Noel Arnaud, from Gaston Bachelard, 1964. The Poetics of Space. Boston: Beacon Press.
A discussion using Juhani Pallasmaa, architect and renowned phenomenology writer, opened an interesting side to architectural study that I had only touched upon before. For this essay, the topic of "home" was debated, which is interesting as the differing factors between "house" and "home" show more of an emotional relationship with the latter phrase. However I wished to analyse sources passed the physical elements that could "make a house a home", using literary sources such as Fyodor Dostojevsky's Crime and Punishment. The descriptions of the small interior compared to the aesthetic of van der Rohe's Farnsworth House highlights the lack of personalisation in the modernist dwelling - and also provokes the discussion once more in its ill-fitting function as an inhabitable house.
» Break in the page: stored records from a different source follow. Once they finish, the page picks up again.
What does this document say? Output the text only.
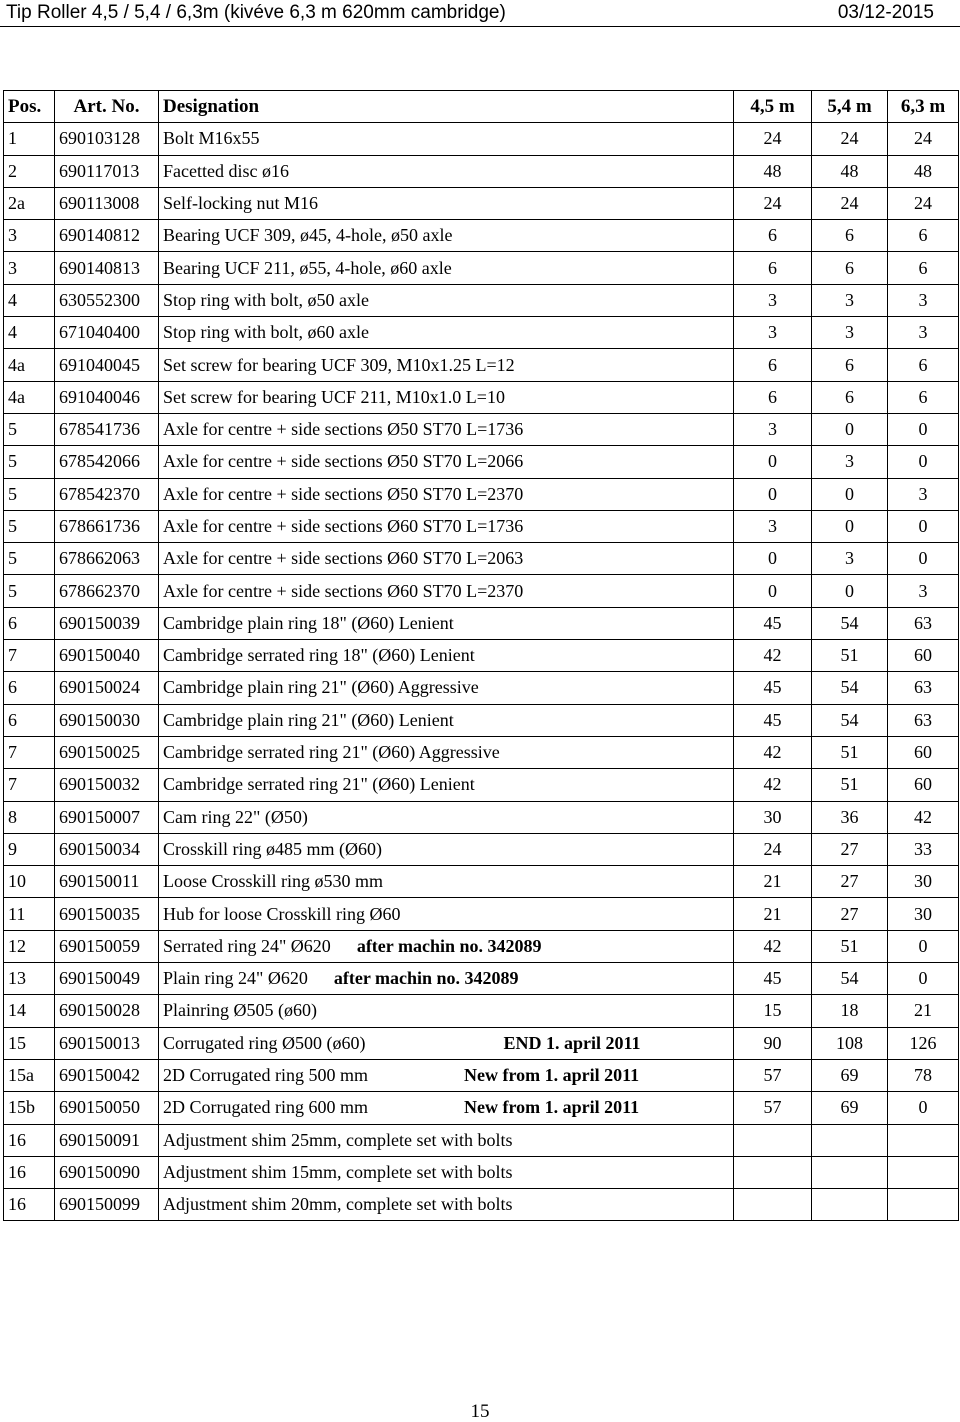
Tip Roller 4,5 / 5,4 / 6,3m (kivéve 6,3 m 620mm cambridge)	03/12-2015
Pos.	Art. No.	Designation	4,5 m	5,4 m	6,3 m
1	690103128	Bolt M16x55	24	24	24
2	690117013	Facetted disc ø16	48	48	48
2a	690113008	Self-locking nut M16	24	24	24
3	690140812	Bearing UCF 309, ø45, 4-hole, ø50 axle	6	6	6
3	690140813	Bearing UCF 211, ø55, 4-hole, ø60 axle	6	6	6
4	630552300	Stop ring with bolt, ø50 axle	3	3	3
4	671040400	Stop ring with bolt, ø60 axle	3	3	3
4a	691040045	Set screw for bearing UCF 309, M10x1.25 L=12	6	6	6
4a	691040046	Set screw for bearing UCF 211, M10x1.0 L=10	6	6	6
5	678541736	Axle for centre + side sections Ø50 ST70 L=1736	3	0	0
5	678542066	Axle for centre + side sections Ø50 ST70 L=2066	0	3	0
5	678542370	Axle for centre + side sections Ø50 ST70 L=2370	0	0	3
5	678661736	Axle for centre + side sections Ø60 ST70 L=1736	3	0	0
5	678662063	Axle for centre + side sections Ø60 ST70 L=2063	0	3	0
5	678662370	Axle for centre + side sections Ø60 ST70 L=2370	0	0	3
6	690150039	Cambridge plain ring 18" (Ø60) Lenient	45	54	63
7	690150040	Cambridge serrated ring 18" (Ø60) Lenient	42	51	60
6	690150024	Cambridge plain ring 21" (Ø60) Aggressive	45	54	63
6	690150030	Cambridge plain ring 21" (Ø60) Lenient	45	54	63
7	690150025	Cambridge serrated ring 21" (Ø60) Aggressive	42	51	60
7	690150032	Cambridge serrated ring 21" (Ø60) Lenient	42	51	60
8	690150007	Cam ring 22" (Ø50)	30	36	42
9	690150034	Crosskill ring ø485 mm (Ø60)	24	27	33
10	690150011	Loose Crosskill ring ø530 mm	21	27	30
11	690150035	Hub for loose Crosskill ring Ø60	21	27	30
12	690150059	Serrated ring 24" Ø620 after machin no. 342089	42	51	0
13	690150049	Plain ring 24" Ø620 after machin no. 342089	45	54	0
14	690150028	Plainring Ø505 (ø60)	15	18	21
15	690150013	Corrugated ring Ø500 (ø60) END 1. april 2011	90	108	126
15a	690150042	2D Corrugated ring 500 mm New from 1. april 2011	57	69	78
15b	690150050	2D Corrugated ring 600 mm New from 1. april 2011	57	69	0
16	690150091	Adjustment shim 25mm, complete set with bolts			
16	690150090	Adjustment shim 15mm, complete set with bolts			
16	690150099	Adjustment shim 20mm, complete set with bolts			
15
Additional works in analysis include: Alvar Aalto, Villa Mairea (1939), Friedrich Kiesler, Endless House (unbuilt), Berthold Lubetkin, Highpoint I (1935) and Edward Hopper, Nighthawks (1942).
"In Identity, Intimacy and Domicile: notes on the phenomenology of the home, Juhani Pallasmaa writes: ‘In my view, architecture can either tolerate and encourage personalisation or stifle it.’ With reference to careful analysis of well-chosen examples respond to this claim.", Stage 2 About Architecture: Cities, Cultures and Space
...This time dimension points to the statement that ‘art maintains roots and traditions rather than uproots and invents’, which can be linked to Pallasmaa’s writings in 1994 mentioning that ‘home’ is not something that can be advertised as a general product. It is not able to be produced within seconds like the mass production of the materials in Villa Mairea, but rather over a period of time, fusing memories and images, rituals, routines of everyday life – it is a ‘family’s and individual’s adaptation to the world.’